After surgery to remove a cancerous prostate gland, some men experience biochemical reoccurrence, meaning prostate-specific antigen (PSA) becomes detectable of their blood. Since only the prostate releases PSA, removing the gland should leave the protein at undetectable levels within the body. PSA detection can indicate that prostate cancer cells are late, and latest tumors are forming before they will be seen with advanced imaging technology. PSA just isn't all the time reliable for screening for cancer, nevertheless it is a really sensitive marker of recent cancer growth after early treatment.
Doctors often treat biochemical reoccurrence by irradiating the prostate bed, or the world where the gland was once. Studies show that this treatment, called salvage radiation, helps reduce the chance that prostate cancer will return and spread, or metastasize. But when to begin salvage radiation is an open query, because PSA may even rise if a small amount of benign prostate tissue is left behind after surgery. Many times, doctors don't know if a biochemical reoccurrence is definitely cancer, so that they wait to see if the PSA level rises again.
In October, researchers reported Salvage radiation as soon as PSA is detected can significantly reduce the risk of metastasis.. “We found that early intervention with radiation can potentially improve cure rates,” said Rahul Tendulkar, MD, a radiation oncologist on the Cleveland Clinic, and first writer of the study. “There is no need to wait until the PSA crosses the discretionary threshold.”
Tendulkar and his colleagues checked out nearly 2,500 patients treated after surgery at 10 different teaching hospitals between 1987 and 2013. Of these men, 599 had cancers that were at low risk of developing, while the others had high-risk disease. Some cases spread to nearby tissues. Some men also had positive surgical margins, meaning cancer cells should still be lurking where the prostate was removed.
According to their results, the incidence of metastasis at five years after surgery was 9% in men who received salvage radiation for PSA levels of 0.01 to 0.2 nanograms per milliliter (ng/mL). In contrast, the incidence rate of metastasis in men treated for PSA levels of 0.2 to 0.5 ng/mL was 15%. Both the American Urological Association and the American Society of Radiation Oncology recommend that salvage radiation be given when the PSA level reaches or exceeds 0.2 ng/mL. But Tendulkar says that level was defined years ago, before highly sensitive methods for detecting PSA were widely available.

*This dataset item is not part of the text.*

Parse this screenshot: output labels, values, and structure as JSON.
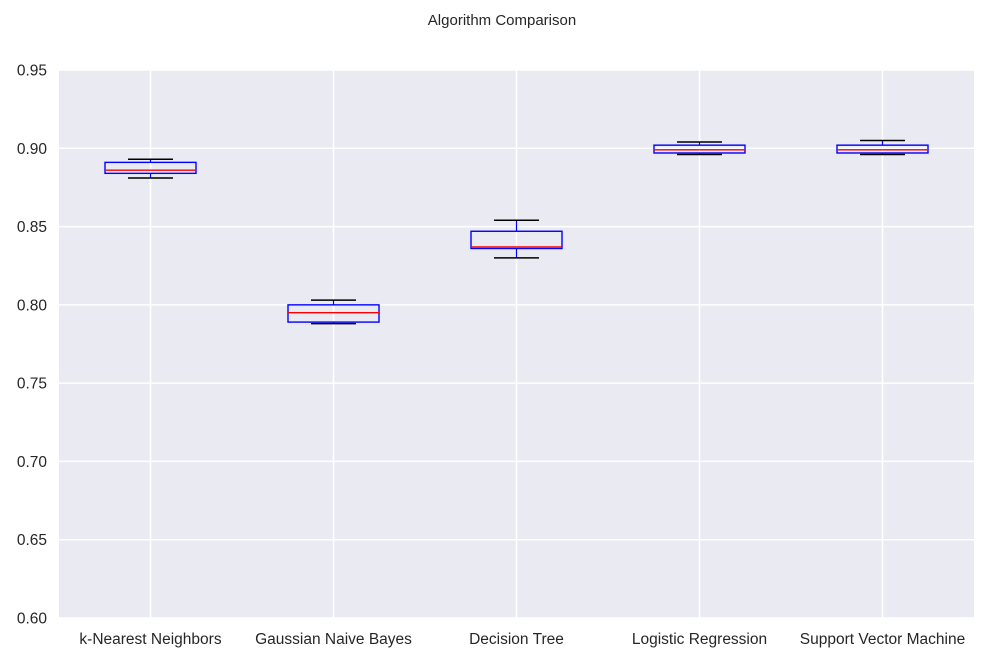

“In this new era of highly sensitive PSA testing, we didn't know whether giving low-level salvage radiation would make a difference,” Tendulkar said. “Now we know it does.”
Tendulkar says the choice to start salvage radiation could also be influenced by other aspects, corresponding to age, other health problems, and the aggressiveness of the cancer he was diagnosed with.
But the study doesn't address a crucial query: Should men with high-risk cancer consider getting radiation after surgery even before an increase in PSA is detected? Studies designed to reply this query are actually underway.